【短編】眼鏡転生 〜眼鏡っ子しかいない世界に異世界転生してモテモテ眼鏡っ子ハーレムの予定だったのに親愛度MAXの証が眼鏡を外すことだったぜガッデム!〜
雨蕗空何(あまぶき・くうか)
第1話
「
「眼鏡っ子しかいない世界で眼鏡っ子からモテてモテてモテまくるモテモテ眼鏡っ子ハーレムを作るチート能力だ!」
俺ことネズキは死んだ。ごくごく一般的な若者だった。ただ重度の眼鏡っ子好きというだけの。
死因は焼死だった。コレクションした千体の眼鏡っ子フィギュア(オール度入り眼鏡)のレンズによって部屋に入り込んだ真夏の太陽光がゆがめられ、奇跡の曲率で俺の脳天に収束し、脳が焼き切れた。
悔いはないさ。千の眼鏡っ子、二千のレンズに見つめられて逝けたんだ。こんな幸せな最期があるか。
しかも異世界転生のおまけ付き。新しい世界は全人類が眼鏡をかけ、眼鏡を外すことがパンツを脱ぐより恥ずかしいという世界。なんという理想の世界。
これからこの世界で二度目の人生を迎えて、二度目の最期もまた眼鏡っ子に見つめ殺されるんだ。
俺の桃色眼鏡っ子ライフが、開幕だ!
……そう、思ってたのに。
「勇者ネズキ様。村を救い私の心も救ってくださったあなた様に、私の全てを捧げます。どうか、私の初めてをもらってください……」
「待て! 待てぃ聖女セイソナーノ! なぜ眼鏡に手をかける! まさかおまえ、眼鏡を外そうというのか!? なぜ!?」
「なぜ、って、私が誰に対しても眼鏡を外すふしだらな女だとお思いですか? 親愛なるネズキ様だけに捧げるんです! 今まで誰に対しても眼鏡を外したことはありません! 正真正銘の
「
この世界では眼鏡を外すことがパンツを脱ぐより恥ずかしいこととされる。
つまりその倫理観では……眼鏡を外すことが、みずからの純潔を捧げるがごとき最大の親愛の表現、であると……!?
「ガッデム! なんてこった! つまりこの世界では『親愛度をMAXまで上げると眼鏡っ子が眼鏡を外してしまう』ということかァァー!!」
ふざけんな神。どうしてくれるんだあの転生の女神。
俺は眼鏡っ子に思いっきり好かれて思う存分イチャイチャしたいのに、イチャイチャするほどに好かれた相手は眼鏡っ子でなくなってしまうなど!

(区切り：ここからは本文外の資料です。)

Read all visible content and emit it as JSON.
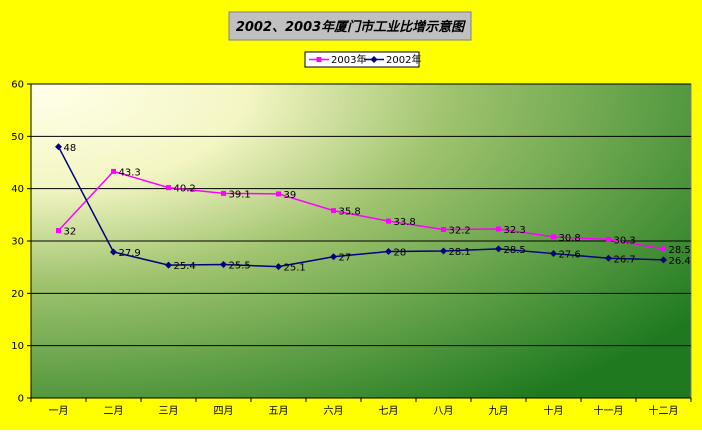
{
  "chart_data": {
    "type": "line",
    "title": "2002、2003年厦门市工业比增示意图",
    "categories": [
      "一月",
      "二月",
      "三月",
      "四月",
      "五月",
      "六月",
      "七月",
      "八月",
      "九月",
      "十月",
      "十一月",
      "十二月"
    ],
    "series": [
      {
        "name": "2003年",
        "color": "#ff00ff",
        "marker": "square",
        "values": [
          32,
          43.3,
          40.2,
          39.1,
          39,
          35.8,
          33.8,
          32.2,
          32.3,
          30.8,
          30.3,
          28.5
        ],
        "labels": [
          "32",
          "43.3",
          "40.2",
          "39.1",
          "39",
          "35.8",
          "33.8",
          "32.2",
          "32.3",
          "30.8",
          "30.3",
          "28.5"
        ]
      },
      {
        "name": "2002年",
        "color": "#000080",
        "marker": "diamond",
        "values": [
          48,
          27.9,
          25.4,
          25.5,
          25.1,
          27,
          28,
          28.1,
          28.5,
          27.6,
          26.7,
          26.4
        ],
        "labels": [
          "48",
          "27.9",
          "25.4",
          "25.5",
          "25.1",
          "27",
          "28",
          "28.1",
          "28.5",
          "27.6",
          "26.7",
          "26.4"
        ]
      }
    ],
    "ylim": [
      0,
      60
    ],
    "yticks": [
      "0",
      "10",
      "20",
      "30",
      "40",
      "50",
      "60"
    ],
    "grid": true,
    "legend": "top-center",
    "colors": {
      "frame_background": "#ffff00",
      "title_box": "#c0c0c0",
      "plot_light": "#ffffe8",
      "plot_dark": "#1f7a1f",
      "gridline": "#000000"
    }
  }
}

「くそっ、こうなったらなるべく親愛度を上げないように立ち回るしか……!」
「くっ、勇者ネズキ、この高貴なる姫騎士クッコローセを打ち負かすだけでなく、冷たく雑にあしらって放置をかますなど……! そんなの初めての経験で、あなたのことを考えるとドキドキしてしまうんだ……! 私の裸眼をもらってくれ……」
「ガッデム!」
「勇者ネズキ、きみはこのみすぼらしい身なりのぼく、路上少女ボンボーンにほどこしを一切せずに、あっちの立派な服を着た男に金を与えた……

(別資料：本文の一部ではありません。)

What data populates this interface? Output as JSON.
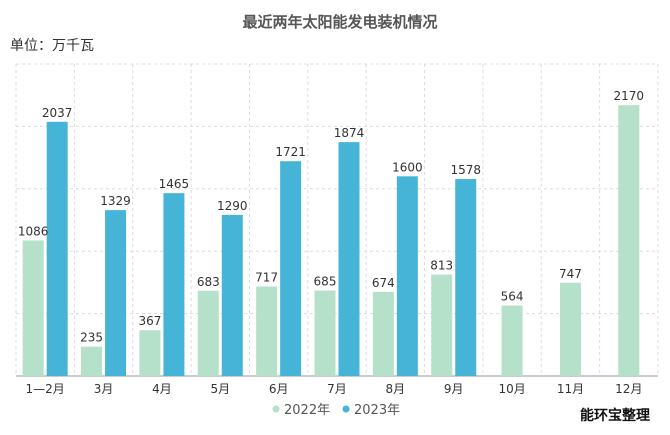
{
  "chart_data": {
    "type": "bar",
    "title": "最近两年太阳能发电装机情况",
    "unit_label": "单位：万千瓦",
    "categories": [
      "1—2月",
      "3月",
      "4月",
      "5月",
      "6月",
      "7月",
      "8月",
      "9月",
      "10月",
      "11月",
      "12月"
    ],
    "series": [
      {
        "name": "2022年",
        "color": "#b5e0c9",
        "values": [
          1086,
          235,
          367,
          683,
          717,
          685,
          674,
          813,
          564,
          747,
          2170
        ]
      },
      {
        "name": "2023年",
        "color": "#46b4d6",
        "values": [
          2037,
          1329,
          1465,
          1290,
          1721,
          1874,
          1600,
          1578,
          null,
          null,
          null
        ]
      }
    ],
    "ylim": [
      0,
      2500
    ],
    "grid": true,
    "legend_position": "bottom",
    "source_note": "能环宝整理"
  }
}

ぼくが偽物の物乞いで、あっちの男は資金繰りのために見栄を張らざるをえない真の困窮者だと気づいての行動なんだね……
きみの人を見極める目に惚れたよ。ぼくの裸眼を捧げるよ……」
「ガッデム!!」
「勇者ネズキさん、余命いくばくもないわたし、病弱少女シヌシヌサーギとの約束、死ぬ前に一度伝説の山の頂上で伝説の満月を見せてほしいというわたしのお願いをすっぽかしてわたしを山のふもとで待ちぼうけにしてくれましたね。
周りがじきに死ぬわたしに場当たり的な優しい言葉をかける中、あなたは最期の思い出作りなどをせず厳しく当たってくれました。

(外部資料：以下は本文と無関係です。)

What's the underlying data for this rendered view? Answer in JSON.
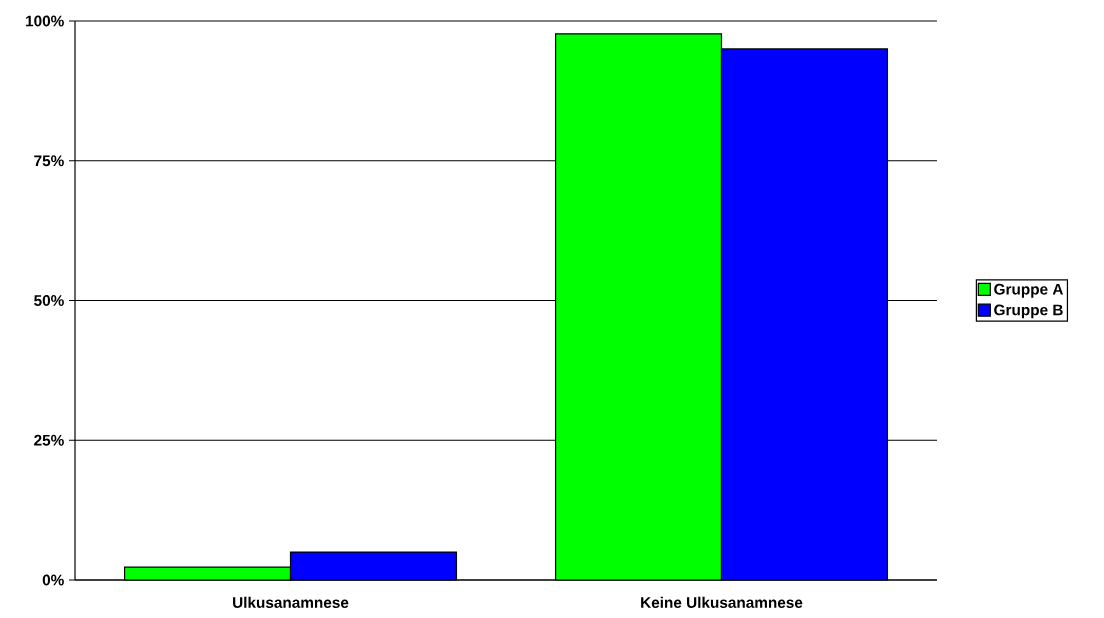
{
  "chart_data": {
    "type": "bar",
    "categories": [
      "Ulkusanamnese",
      "Keine Ulkusanamnese"
    ],
    "series": [
      {
        "name": "Gruppe A",
        "color": "#00ff00",
        "values": [
          2.3,
          97.7
        ]
      },
      {
        "name": "Gruppe B",
        "color": "#0000ff",
        "values": [
          5.0,
          95.0
        ]
      }
    ],
    "ylim": [
      0,
      100
    ],
    "yticks": [
      {
        "value": 0,
        "label": "0%"
      },
      {
        "value": 25,
        "label": "25%"
      },
      {
        "value": 50,
        "label": "50%"
      },
      {
        "value": 75,
        "label": "75%"
      },
      {
        "value": 100,
        "label": "100%"
      }
    ],
    "grid": "y",
    "legend": "right"
  }
}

おかげで死への後ろ向きなあこがれを振り切って、聖なる力に目覚めて病気に打ち勝ち、魔王と戦う力をも手に入れました。これからあなたと共に戦います。
その前に、まずはあそこの宿屋で、二人きりで一晩中、眼鏡を外し合いましょう……」
「ガッデェェム!!」
ちくしょう! ハーレム作りのチート能力のせいで何やっても恋愛フラグがバッタバッタ立っちまう! ヒロインの眼鏡が外れやすすぎるぞ最終盤のジェンガか!
「こんな世界で俺は……どうやったら眼鏡っ子ハーレムを作ることができるんだーッ!!」
これは俺ことネズキが、眼鏡っ子しかいないこの世界で、眼鏡っ子たちを真に愛するゆえに、眼鏡っ子からの真の愛を受け取らないように立ち回りたい、そんな不条理な物語である。